Bob's computer won't wake up from sleep mode. Leo suggests checking the cable, and the video card. Since he used different monitors, and put in a new video card, it has to be a problem with Windows. He says he just installed Windows 7, and that's when it started. When installing Windows, the Microsoft Installer looks at the hardware and decides what power saving features to put in. In particular, the APCI power saving mode may not have been enabled when he upgraded. Leo suggests doing a clean install of Windows. He should back up his data, format the drive, and install Windows again.

Watch Rob from Tarzana, CA Comments

Rob is wondering if there's any danger in using his BlueAnt bluetooth device mounted on his visor. Leo says not at all. Worst case scenario is that it could fly off and hit him on the forehead. There's really no risk with radiation or any other frequency issues.

Watch Joe from Buffalo, NY Comments

Joe used to take his hard drive backups to work with him. When he was laid off, however, they wouldn't let him bring home anything, so he lost his backups. So he advises keeping them somewhere else. Unless you own the company. Leo says that's a very good point since they usually escort you out of the building to make sure you don't take anything company owned. This is also a reason to encrypt backups, just in case. It's also a good idea to send backups to someone else so they are off-site as well.

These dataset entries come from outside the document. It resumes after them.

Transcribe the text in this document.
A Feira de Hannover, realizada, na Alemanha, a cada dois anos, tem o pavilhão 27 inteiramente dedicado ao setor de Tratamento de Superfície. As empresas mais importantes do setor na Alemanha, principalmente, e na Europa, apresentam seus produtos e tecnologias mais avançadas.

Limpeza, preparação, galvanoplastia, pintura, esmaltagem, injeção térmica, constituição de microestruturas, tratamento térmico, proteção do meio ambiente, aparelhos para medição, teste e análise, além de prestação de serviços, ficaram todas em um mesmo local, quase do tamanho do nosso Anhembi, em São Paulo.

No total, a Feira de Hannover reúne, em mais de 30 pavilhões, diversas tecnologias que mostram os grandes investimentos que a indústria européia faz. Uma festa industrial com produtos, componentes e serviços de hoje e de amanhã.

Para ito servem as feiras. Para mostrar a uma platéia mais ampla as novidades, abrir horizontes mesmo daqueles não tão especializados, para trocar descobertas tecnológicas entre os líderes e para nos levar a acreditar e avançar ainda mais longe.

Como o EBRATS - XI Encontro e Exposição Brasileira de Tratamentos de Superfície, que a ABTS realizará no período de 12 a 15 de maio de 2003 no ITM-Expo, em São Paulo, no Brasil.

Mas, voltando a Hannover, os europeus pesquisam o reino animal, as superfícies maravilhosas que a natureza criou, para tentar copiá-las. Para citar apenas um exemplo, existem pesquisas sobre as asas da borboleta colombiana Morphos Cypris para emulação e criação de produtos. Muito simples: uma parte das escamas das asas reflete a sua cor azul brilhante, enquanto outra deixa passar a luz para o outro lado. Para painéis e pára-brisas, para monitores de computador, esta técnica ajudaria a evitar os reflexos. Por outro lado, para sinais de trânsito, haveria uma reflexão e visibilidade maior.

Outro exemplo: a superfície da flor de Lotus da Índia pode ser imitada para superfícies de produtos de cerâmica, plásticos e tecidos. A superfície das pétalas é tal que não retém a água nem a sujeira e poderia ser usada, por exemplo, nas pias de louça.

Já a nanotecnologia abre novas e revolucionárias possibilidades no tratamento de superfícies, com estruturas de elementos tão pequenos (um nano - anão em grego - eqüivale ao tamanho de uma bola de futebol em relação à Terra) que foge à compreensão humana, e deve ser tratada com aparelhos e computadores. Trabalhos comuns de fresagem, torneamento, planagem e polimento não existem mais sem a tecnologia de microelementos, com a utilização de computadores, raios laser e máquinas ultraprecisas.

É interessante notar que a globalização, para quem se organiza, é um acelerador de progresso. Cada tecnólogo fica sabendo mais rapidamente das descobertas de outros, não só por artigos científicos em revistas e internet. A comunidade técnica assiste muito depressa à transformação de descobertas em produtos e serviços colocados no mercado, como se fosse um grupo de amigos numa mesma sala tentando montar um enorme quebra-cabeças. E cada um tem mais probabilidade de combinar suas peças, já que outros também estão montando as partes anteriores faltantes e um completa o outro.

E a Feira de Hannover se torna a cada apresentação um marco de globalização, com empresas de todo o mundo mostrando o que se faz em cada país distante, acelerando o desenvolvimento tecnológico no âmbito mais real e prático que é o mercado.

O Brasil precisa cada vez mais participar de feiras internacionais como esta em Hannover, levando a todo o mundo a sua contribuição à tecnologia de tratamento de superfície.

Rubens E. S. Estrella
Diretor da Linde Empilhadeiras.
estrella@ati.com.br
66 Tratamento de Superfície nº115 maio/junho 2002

Watch Martin from Bellflower, CA Comments

Martin got a popup saying he's been infected and he needs to buy a Moneypack card and send it to the FBI. Leo says that's a ransom ware scam. Bad guys rely on users to run software through social engineering. AntiVirus will protect him from everything but himself. If he chooses to install something bad, even if he isn't aware it's bad, he's defeated the AVS protection, and that's what they rely on. The only way to get rid of it is to backup his data, format his hard drive, and reinstall Windows from a known, good source.